This was patently obnoxious. We ate our macaroni cheese surrounded by more dribbling heatherbacks, and my chest felt tight and terse the whole time. I kept on thinking of comebacks like, I don’t understand your insistence on meaningless bullshit, Mar, or even a pointed Margaret. Did my heart really have to yearn for licenses and losing my French-kissing virginity at the parking lot? Did anything matter, apart from the salt and the night outside, the bulging eyes down at Jamison Pond?

“Your problem is,” she said, which was always a shitty way to begin a sentence, “that you don’t know what bored is.”

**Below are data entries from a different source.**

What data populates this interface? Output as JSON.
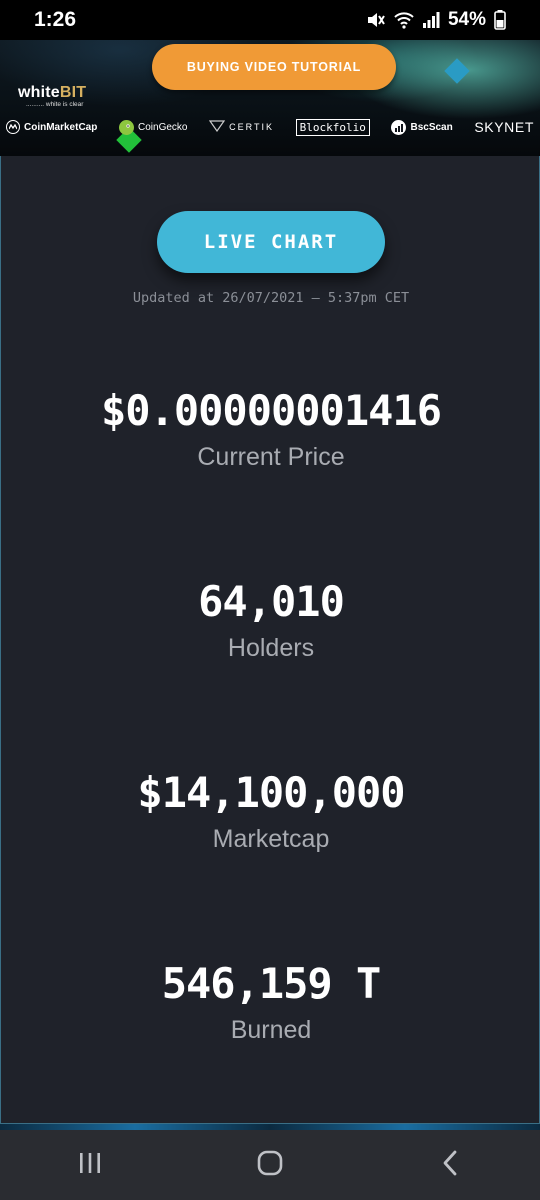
{
  "status_bar": {
    "time": "1:26",
    "battery_percent": "54%",
    "icons": [
      "mute-icon",
      "wifi-icon",
      "signal-icon",
      "battery-icon"
    ]
  },
  "banner": {
    "tutorial_button": "BUYING VIDEO TUTORIAL",
    "whitebit": {
      "brand_white": "white",
      "brand_gold": "BIT",
      "tagline": "white is clear"
    },
    "partners": {
      "coinmarketcap": "CoinMarketCap",
      "coingecko": "CoinGecko",
      "certik": "CERTIK",
      "blockfolio": "Blockfolio",
      "bscscan": "BscScan",
      "skynet": "SKYNET"
    }
  },
  "main": {
    "live_chart_button": "LIVE CHART",
    "updated_text": "Updated at 26/07/2021 – 5:37pm CET",
    "stats": {
      "price": {
        "value": "$0.00000001416",
        "label": "Current Price"
      },
      "holders": {
        "value": "64,010",
        "label": "Holders"
      },
      "marketcap": {
        "value": "$14,100,000",
        "label": "Marketcap"
      },
      "burned": {
        "value": "546,159 T",
        "label": "Burned"
      }
    }
  },
  "colors": {
    "accent_orange": "#f09a36",
    "accent_cyan": "#41b7d7",
    "card_bg": "#1f222a"
  }
}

“Wrong. I am often exquisitely bored.”

“Unholy matrimonies are boring,” said my aunt. “Plagues of salt? Boring. The realization that none of us can run – that we’re all here to be used and abused by forces we can’t even fight that’s so boring, kid!” She’d used sharp cheddar in the mac ’n’ cheese and it was my favorite, but I didn’t want to do anything other than push it around the plate. “If you get your license you can drive out to Denny’s.”

“I am not interested,” I said, “in fucking Denny’s.

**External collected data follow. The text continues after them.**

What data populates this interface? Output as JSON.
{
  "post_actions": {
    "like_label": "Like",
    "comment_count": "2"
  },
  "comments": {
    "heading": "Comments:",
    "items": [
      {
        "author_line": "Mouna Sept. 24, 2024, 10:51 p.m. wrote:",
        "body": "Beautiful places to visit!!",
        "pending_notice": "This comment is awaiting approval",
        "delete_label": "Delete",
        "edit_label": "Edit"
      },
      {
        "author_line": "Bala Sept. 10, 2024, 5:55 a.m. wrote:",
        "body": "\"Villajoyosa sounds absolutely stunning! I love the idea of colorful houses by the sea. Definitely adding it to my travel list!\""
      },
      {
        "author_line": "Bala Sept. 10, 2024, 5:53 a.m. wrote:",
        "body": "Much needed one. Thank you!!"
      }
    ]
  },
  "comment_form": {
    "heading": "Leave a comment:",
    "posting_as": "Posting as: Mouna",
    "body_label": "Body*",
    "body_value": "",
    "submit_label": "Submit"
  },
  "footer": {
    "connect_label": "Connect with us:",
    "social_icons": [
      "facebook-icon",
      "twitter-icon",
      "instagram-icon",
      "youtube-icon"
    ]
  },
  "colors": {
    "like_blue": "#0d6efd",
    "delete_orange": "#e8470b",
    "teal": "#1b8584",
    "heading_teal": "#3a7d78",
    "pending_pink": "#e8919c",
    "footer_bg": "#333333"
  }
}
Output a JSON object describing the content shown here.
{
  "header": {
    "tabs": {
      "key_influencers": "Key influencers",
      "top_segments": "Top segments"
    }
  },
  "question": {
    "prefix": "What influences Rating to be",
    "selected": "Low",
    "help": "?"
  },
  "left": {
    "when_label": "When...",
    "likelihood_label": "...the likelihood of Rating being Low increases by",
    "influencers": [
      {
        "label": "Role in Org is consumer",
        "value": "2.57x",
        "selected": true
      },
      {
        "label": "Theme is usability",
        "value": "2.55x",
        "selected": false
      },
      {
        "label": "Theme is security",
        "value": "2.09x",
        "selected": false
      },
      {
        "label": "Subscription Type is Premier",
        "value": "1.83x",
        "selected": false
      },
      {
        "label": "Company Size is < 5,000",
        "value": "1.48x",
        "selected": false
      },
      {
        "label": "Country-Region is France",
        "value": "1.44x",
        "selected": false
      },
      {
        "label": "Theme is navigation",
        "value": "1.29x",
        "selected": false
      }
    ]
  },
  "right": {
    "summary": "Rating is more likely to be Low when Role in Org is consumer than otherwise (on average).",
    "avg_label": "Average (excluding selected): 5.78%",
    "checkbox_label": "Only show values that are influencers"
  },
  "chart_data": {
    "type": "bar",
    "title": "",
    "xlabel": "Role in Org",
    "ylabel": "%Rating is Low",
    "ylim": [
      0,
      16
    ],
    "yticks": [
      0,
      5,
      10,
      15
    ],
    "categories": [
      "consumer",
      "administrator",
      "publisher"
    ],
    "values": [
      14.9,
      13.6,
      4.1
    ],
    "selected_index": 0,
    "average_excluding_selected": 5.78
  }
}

“I wanted you to make some friends and be a teenager and not to get in over your head,” she said, and speared some macaroni savagely. “And I want you to do the dishes, so I figure I’ll get one out of four. Don’t go sneaking out tonight, you’ll break the rosemary ward.”

I pushed away my half-eaten food, and kept myself very tight and quiet as I scraped pans and stacked the dishwasher.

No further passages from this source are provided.